Operators’ Agitation

Sensing that the action of NCC to suspend the interim price floor will continue to reduce their profit margin, telecoms operators, under the aegis of the Association of Licensed Telecoms Operators of Nigeria (ALTON), have expressed their dissatisfaction over the suspension. They have condemned in strong terms, the decision of NCC to suspend the interim price floor, which seeks to increase data tariff. In a statement signed by its Chairman, Mr. Gbenga Adebayo, and its Publicity Secretary, Mr.
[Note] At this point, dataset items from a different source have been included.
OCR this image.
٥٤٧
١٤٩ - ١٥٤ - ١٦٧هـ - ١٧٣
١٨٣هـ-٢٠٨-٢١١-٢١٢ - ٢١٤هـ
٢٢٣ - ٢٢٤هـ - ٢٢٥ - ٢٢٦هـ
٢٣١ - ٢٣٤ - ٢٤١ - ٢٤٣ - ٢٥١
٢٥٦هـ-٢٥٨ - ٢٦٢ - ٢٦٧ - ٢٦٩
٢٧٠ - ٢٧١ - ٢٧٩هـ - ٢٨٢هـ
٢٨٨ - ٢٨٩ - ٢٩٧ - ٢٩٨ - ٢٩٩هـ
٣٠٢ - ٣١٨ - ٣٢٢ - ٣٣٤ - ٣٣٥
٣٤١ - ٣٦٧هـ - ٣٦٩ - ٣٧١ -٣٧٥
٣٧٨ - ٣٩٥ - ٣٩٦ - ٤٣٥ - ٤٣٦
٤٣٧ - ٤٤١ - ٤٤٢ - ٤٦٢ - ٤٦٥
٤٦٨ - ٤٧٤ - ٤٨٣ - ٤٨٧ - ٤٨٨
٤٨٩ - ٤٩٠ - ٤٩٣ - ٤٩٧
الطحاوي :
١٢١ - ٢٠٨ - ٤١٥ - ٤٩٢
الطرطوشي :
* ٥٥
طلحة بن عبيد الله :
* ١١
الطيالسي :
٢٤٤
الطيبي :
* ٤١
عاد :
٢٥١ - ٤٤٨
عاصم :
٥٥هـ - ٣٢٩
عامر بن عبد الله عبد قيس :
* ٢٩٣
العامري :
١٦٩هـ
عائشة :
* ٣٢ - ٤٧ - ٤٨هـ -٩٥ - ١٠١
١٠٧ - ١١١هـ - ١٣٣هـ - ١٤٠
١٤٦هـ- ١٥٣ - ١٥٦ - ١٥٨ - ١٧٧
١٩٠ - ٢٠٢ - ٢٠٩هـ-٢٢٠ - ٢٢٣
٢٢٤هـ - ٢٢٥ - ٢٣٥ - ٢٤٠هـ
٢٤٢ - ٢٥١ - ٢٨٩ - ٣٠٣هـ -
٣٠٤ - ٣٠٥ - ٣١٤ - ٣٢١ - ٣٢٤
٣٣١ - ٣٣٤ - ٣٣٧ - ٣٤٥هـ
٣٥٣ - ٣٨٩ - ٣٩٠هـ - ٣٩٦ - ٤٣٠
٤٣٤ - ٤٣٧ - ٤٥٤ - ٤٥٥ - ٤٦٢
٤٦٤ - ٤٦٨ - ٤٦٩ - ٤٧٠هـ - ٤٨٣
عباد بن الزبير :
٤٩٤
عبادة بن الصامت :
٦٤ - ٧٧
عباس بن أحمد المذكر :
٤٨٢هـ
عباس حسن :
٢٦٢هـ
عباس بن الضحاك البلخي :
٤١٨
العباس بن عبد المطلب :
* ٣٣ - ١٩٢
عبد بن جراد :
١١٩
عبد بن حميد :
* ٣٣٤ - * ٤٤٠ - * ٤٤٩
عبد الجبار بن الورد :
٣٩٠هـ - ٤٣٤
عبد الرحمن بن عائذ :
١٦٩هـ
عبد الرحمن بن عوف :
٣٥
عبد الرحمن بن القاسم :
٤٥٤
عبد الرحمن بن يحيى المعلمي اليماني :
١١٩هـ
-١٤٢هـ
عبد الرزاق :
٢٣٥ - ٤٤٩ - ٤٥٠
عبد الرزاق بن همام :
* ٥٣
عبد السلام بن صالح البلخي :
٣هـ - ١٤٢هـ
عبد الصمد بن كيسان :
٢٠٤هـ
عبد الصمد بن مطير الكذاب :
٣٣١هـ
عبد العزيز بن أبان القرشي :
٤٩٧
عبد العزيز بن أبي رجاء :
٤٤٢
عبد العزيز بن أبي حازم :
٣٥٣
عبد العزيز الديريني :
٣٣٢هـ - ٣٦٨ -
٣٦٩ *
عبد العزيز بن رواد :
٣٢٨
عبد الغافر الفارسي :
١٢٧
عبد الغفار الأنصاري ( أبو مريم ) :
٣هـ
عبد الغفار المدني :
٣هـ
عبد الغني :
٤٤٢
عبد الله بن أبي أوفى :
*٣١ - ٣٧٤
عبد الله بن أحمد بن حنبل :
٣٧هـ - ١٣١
Damian Udeh, ALTON said the price changes for data services across all networks following any intervention by the NCC were not expected to have a detrimental effect on broadband penetration contrary to some sentiments being expressed in the media. “ALTON wishes to emphasise that while it is imperative that telecommunications operators continue to explore opportunities to provide their subscribers with more value for their money, it is important that prices be set at realistic levels, which ensure that subscribers are not only able to afford services but that operators are also in a position to provide first-rate quality of service to their subscribers,” Adebayo said.

According to him, while ALTON fully understood the public sentiments that greeted the announcement of the introduction of interim data tariff, it should be known that if the situation is left unaddressed, could result in a sustained deterioration in the quality of data services across networks and the attendant poor quality of experience for users.
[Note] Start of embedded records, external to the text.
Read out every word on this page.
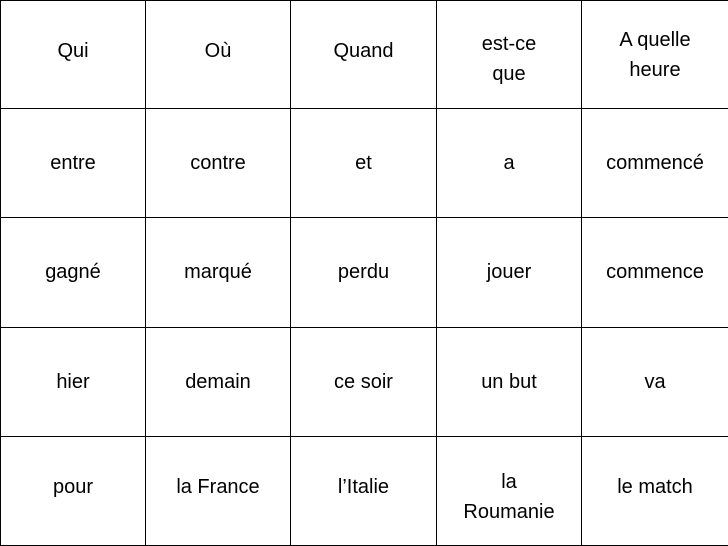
Qui	Où	Quand	est-ce que	A quelle heure
entre	contre	et	a	commencé
gagné	marqué	perdu	jouer	commence
hier	demain	ce soir	un but	va
pour	la France	l’Italie	la Roumanie	le match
In order to justify their grievances over the suspension of the interim price floor for data services, the Chief Executive Officer of Etisalat, Mathew Willsher, told the Senate Committee on Communications that following the lifting of the price floor in 2015, data tariffs were forced down by 80 per cent. He, however, added that a situation where the price floor has now been suspended might not be in the best interest for the industry.

The CEO of MTN, Ferdi Moolman, said it was not true that MTN was behind the move for the data price hike, through the manner in which it announced to its subscribers of its intention to increase data price, based on the NCC’s initial directive, contending that the interest of Nigerians was the drive of the telecoms industry.
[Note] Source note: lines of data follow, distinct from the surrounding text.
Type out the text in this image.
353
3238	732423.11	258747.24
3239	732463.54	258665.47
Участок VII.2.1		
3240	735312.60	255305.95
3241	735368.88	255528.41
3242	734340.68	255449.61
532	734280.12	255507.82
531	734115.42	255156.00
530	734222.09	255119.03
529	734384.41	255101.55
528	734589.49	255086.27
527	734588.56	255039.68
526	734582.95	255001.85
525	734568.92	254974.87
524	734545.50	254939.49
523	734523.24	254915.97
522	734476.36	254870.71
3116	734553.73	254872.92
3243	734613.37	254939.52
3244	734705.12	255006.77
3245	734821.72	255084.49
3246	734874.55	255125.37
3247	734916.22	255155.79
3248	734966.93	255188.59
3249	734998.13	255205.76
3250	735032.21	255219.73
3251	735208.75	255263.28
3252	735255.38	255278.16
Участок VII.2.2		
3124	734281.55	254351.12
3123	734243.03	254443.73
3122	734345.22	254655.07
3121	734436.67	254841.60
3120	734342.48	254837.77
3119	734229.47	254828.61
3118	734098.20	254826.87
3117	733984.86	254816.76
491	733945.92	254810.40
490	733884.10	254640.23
He added that an industry that is technologically-driven like the telecommunications, needs to apply new technologies, a trend he said was affected by Nigeria’s rising inflation rate.

But Airtel, which was represented by its Director of Legal Services, Sola Adeyemi, during the meeting with the Senate, said telecoms operators would abide by the suspension of the price floor, saying operators will adjust prices to fit the price floor fixed by the NCC.

Senate’s Position

The Vice Chairman of Senate Committee on Communications, Senator Adeola Olamilekan, who presided over the meeting, blamed the misconception of NCC’s price floor on poor consultations, adding that the ignorance on the directive displayed by the Communications Minister, Adebayo Shittu, was a testimony to the insufficient consultations before the announcement of the new price floor.

The committee, however, threw its weight behind NCC’s submission that it would engage in a scientific study before coming up with a price floor that will be acceptable to all stakeholders.

In his reaction, Shittu appealed for support to both the NCC and telecoms operators, arguing that whatever is necessary must be done to ensure that the telecoms industry, which he described as the most vibrant sector is sustained.

Subscribers’ Position

Despite the suspension of the interim price floor, and the Senate’s position on the matter, telecoms subscribers have continued to kick against any plan that would make telecoms operators increase price of data services. The President of the National Association of Telecoms Subscribers (NATCOMS), Chief Deolu Ogunbanjo, told THISDAY that subscribers across networks would reject any increase in data tariff, insisting there is no justification for data tariff hike. According to him, he would mobilise subscribers to seek redress in law court, should operators make any attempt to hike data tariff. “Nigeria is in recession and any plan to increase data tariff, could worsen the situation. Network operators should be planning on how to improve service quality, rather than thinking of increasing data tariff,” Ogunbanjo said.